Dans l'industrie du surf, il y a les athlètes de circuit, les free surfeurs, les "youtubbeurs", et puis il y a Matt Meola. Si son nom résonne avec un ton particulièr dans le milieu des "core surfers", c'est parce que l'Hawaïen incarne une polyvalence rare, presque anachronique. Capable de plaquer les airs les plus techniques de la planète comme de ramer sur des montagnes à Jaws, Meola est un puriste.
Dans cette récente vidéo, on redécouvre un homme dont la vie est rythmée par les éléments de son île natale, Maui, loin des paillettes du World Tour.
Ce qui frappe chez Matt Meola, c’est son engagement total. Pour ceux qui ont eu la chance de le croiser au pic à différentes époques, le constat est le même : Matt ne connaît pas la retenue. Son approche est fondamentalement liée à celle du skateboard. Là où beaucoup de surfeurs cherchent la fluidité et la sécurité pour assurer une note, Meola cherche l’impact.
Il fait partie de cette race de surfeurs capables de lancer des airs suicidaires avec une réception fréquente sur le plat. C'est brutal, c'est risqué pour les genoux, mais c'est visuellement époustouflant. Comme un skateur qui tente le même trick cinquante fois jusqu’à le plaquer parfaitement, Matt accepte un "déchet" important. Ses sessions sont jonchées de tentatives inachevées, mais lorsqu'il plaque, le résultat est souvent monstrueux, repoussant les limites de la rotation et de la hauteur.
Il est souvent comparé à son ami et voisin Albee Layer.

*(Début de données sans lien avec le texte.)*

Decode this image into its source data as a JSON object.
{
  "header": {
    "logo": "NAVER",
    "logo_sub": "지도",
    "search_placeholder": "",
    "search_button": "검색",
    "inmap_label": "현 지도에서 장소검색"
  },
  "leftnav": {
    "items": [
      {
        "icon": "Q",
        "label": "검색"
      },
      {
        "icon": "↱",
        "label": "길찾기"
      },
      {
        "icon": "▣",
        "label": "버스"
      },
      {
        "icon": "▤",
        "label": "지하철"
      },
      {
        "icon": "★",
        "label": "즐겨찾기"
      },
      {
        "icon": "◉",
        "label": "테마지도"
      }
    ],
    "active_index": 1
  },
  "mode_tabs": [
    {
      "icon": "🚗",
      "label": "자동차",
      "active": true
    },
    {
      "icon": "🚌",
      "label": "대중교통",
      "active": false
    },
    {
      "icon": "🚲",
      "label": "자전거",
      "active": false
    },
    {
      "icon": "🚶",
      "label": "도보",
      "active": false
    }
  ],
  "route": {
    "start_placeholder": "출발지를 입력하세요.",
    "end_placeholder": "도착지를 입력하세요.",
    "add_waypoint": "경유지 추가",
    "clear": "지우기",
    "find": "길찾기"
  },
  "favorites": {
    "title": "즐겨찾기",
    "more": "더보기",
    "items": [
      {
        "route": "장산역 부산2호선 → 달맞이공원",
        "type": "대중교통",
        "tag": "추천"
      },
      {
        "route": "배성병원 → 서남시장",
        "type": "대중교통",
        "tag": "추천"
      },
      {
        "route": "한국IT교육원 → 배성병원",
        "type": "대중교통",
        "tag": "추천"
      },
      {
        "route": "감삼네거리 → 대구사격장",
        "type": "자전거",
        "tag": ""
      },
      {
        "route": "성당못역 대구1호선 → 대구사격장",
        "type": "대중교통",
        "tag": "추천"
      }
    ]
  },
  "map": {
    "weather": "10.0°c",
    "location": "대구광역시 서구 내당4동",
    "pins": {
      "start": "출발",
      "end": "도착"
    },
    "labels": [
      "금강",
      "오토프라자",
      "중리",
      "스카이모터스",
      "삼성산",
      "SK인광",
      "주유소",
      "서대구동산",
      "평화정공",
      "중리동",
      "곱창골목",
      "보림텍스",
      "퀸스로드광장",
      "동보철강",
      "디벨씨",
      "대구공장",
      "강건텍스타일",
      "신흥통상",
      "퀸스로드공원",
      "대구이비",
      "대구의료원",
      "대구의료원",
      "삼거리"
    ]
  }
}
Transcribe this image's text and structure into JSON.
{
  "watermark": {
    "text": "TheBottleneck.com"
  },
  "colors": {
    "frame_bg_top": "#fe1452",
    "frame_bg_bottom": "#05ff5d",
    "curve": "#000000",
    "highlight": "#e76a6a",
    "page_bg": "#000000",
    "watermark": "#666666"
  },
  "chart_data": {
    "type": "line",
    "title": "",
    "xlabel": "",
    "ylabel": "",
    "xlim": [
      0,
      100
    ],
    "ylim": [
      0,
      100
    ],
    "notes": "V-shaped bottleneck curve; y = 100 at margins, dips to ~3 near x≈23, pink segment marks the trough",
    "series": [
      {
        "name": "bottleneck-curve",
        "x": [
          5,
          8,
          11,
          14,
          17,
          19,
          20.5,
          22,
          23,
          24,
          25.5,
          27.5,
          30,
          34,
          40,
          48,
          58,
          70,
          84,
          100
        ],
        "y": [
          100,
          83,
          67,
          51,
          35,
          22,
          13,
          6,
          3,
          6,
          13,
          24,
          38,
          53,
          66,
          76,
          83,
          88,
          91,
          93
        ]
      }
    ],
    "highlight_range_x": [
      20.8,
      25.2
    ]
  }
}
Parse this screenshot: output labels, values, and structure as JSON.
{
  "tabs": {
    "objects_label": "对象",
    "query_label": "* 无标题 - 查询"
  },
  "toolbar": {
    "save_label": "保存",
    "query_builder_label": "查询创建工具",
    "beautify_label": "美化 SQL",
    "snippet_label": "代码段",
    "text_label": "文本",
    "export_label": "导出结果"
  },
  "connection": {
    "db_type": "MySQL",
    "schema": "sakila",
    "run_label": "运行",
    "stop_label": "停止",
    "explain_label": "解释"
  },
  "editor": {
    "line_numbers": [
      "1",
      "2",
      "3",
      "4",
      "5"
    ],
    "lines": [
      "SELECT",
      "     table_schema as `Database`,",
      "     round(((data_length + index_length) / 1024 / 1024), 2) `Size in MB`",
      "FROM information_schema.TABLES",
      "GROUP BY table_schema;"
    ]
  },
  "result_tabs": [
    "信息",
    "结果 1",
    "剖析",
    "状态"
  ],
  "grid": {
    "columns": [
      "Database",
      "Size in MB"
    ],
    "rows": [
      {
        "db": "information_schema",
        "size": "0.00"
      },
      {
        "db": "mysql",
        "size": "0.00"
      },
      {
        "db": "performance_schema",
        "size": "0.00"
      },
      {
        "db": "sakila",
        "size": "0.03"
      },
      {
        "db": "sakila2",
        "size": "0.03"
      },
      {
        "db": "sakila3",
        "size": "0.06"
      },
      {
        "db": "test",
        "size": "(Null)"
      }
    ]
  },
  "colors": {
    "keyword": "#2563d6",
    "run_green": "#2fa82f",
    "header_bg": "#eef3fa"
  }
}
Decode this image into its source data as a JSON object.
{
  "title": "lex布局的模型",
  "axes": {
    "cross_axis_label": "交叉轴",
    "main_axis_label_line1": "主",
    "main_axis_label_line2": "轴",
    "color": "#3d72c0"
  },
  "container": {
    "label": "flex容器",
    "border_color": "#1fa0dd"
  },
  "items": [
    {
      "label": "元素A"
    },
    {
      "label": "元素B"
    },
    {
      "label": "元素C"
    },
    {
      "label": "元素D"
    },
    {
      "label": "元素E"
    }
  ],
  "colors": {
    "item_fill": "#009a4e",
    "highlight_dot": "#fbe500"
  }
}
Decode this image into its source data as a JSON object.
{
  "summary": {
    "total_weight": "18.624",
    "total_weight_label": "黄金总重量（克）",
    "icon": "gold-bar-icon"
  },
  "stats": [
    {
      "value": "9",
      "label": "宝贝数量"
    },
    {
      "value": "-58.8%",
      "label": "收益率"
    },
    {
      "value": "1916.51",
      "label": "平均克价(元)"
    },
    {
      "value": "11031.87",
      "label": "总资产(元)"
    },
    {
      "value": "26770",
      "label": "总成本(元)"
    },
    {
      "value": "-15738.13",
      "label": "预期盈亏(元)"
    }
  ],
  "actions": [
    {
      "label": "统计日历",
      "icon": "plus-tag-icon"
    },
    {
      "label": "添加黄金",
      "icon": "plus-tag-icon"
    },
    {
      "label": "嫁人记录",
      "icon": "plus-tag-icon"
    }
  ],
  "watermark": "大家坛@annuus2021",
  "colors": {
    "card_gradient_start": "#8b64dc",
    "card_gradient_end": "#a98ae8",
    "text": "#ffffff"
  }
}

Les deux partagent cette obsession pour l’innovation technique dans les airs et les grosses vagues. Pourtant, Albee occupe souvent une place plus centrale dans les médias spécialisés. Pourquoi ? Parce que Matt Meola a fait un choix : celui de l'authenticité locale.
On aimerait le voir plus souvent, le voir voyager et produire davantage de contenu. Mais l'homme préfère sa routine sur son île. Pour Matt, une journée réussie ne se résume pas forcément à un édit de 3 minutes sur YouTube. C’est aussi, et surtout, partir chasser ou pêcher pour nourrir les siens. Cette facette de sa personnalité — ce côté "homme de la terre" — explique pourquoi il ne suit pas la hype des trips marketing incessants. Il est l'antithèse du surfeur qui court après les likes ; il court après les sensations brutes.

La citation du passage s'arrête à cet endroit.